Enfatizó su observación con un gesto con la cabeza dirigido al policía más joven y un puño se estrelló contra mi nuca. Arrancarle una confesión a un sospechoso es un arte. El golpe en la nuca es una táctica de primera; causa un dolor intenso en la cabeza y sigues recordándolo varias semanas más tarde cada vez que giras el cuello, pero no deja ninguna magulladura que un juez o un jurado puedan ver. El trapo mojado alrededor del puño impide que se produzca alguna otra lesión más evidente. Dirigiéndose principalmente a las manos del esforzado y mal pagado funcionario público que administraba los golpes, McNab dijo algo, luego esperó hasta que las campanas de mis oídos dejaran de retumbar para repetirlo.

—¿Por qué mataste a Frankie McGahern?

Contemplé confundido a McNab.

—¿De qué está hablando? No estaba muerto. Usted estaba allí. Habló con él cuando recuperó el conocimiento.

Otro gesto. Más relámpagos en mi cráneo. Campanas en los oídos.

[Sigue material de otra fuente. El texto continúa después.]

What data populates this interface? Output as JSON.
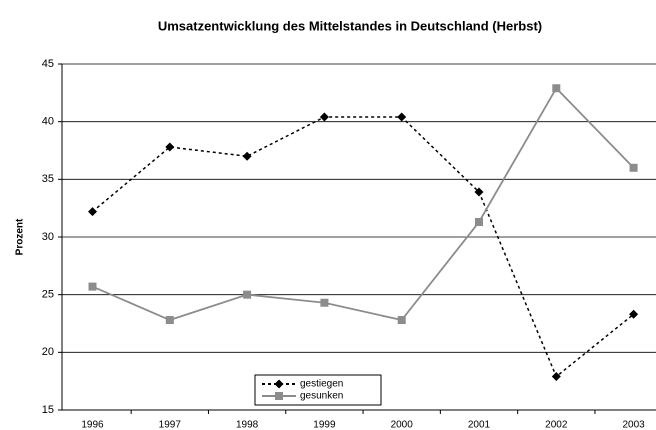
{
  "chart_data": {
    "type": "line",
    "title": "Umsatzentwicklung des Mittelstandes in Deutschland (Herbst)",
    "y_label": "Prozent",
    "categories": [
      "1996",
      "1997",
      "1998",
      "1999",
      "2000",
      "2001",
      "2002",
      "2003"
    ],
    "series": [
      {
        "name": "gestiegen",
        "color": "#000000",
        "values": [
          32.2,
          37.8,
          37.0,
          40.4,
          40.4,
          33.9,
          17.9,
          23.3
        ]
      },
      {
        "name": "gesunken",
        "color": "#8c8c8c",
        "values": [
          25.7,
          22.8,
          25.0,
          24.3,
          22.8,
          31.3,
          42.9,
          36.0
        ]
      }
    ],
    "ylim": [
      15,
      45
    ],
    "yticks": [
      15,
      20,
      25,
      30,
      35,
      40,
      45
    ],
    "grid": true
  }
}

—Pero luego regresaste para terminar el trabajo. Me sorprendes, Lennox. Nada de refinamiento. Realmente lo convertiste en carne picada. Uno de los novatos vomitó por todo el lugar. ¿Qué usaste, Lennox? ¿Sólo la llave de desmontar neumáticos?

Miré a McNab durante un momento. Tenía clavados en mí sus ojos grises y pequeños, en medio de una cara demasiado ancha. No podía asegurar si él realmente creía que yo había matado a McGahern o no, pero la paliza de la que estaba siendo objeto daba a entender que él pensaba que yo sabía más de lo que le decía. Lo que era un problema, puesto que yo no tenía la menor idea de qué estaba hablando. Se lo dije en un fluido inglés y recibí un golpe en la nuca. De nuevo. El dolor me hizo sentir náuseas y tuve que contenerme para no vomitar.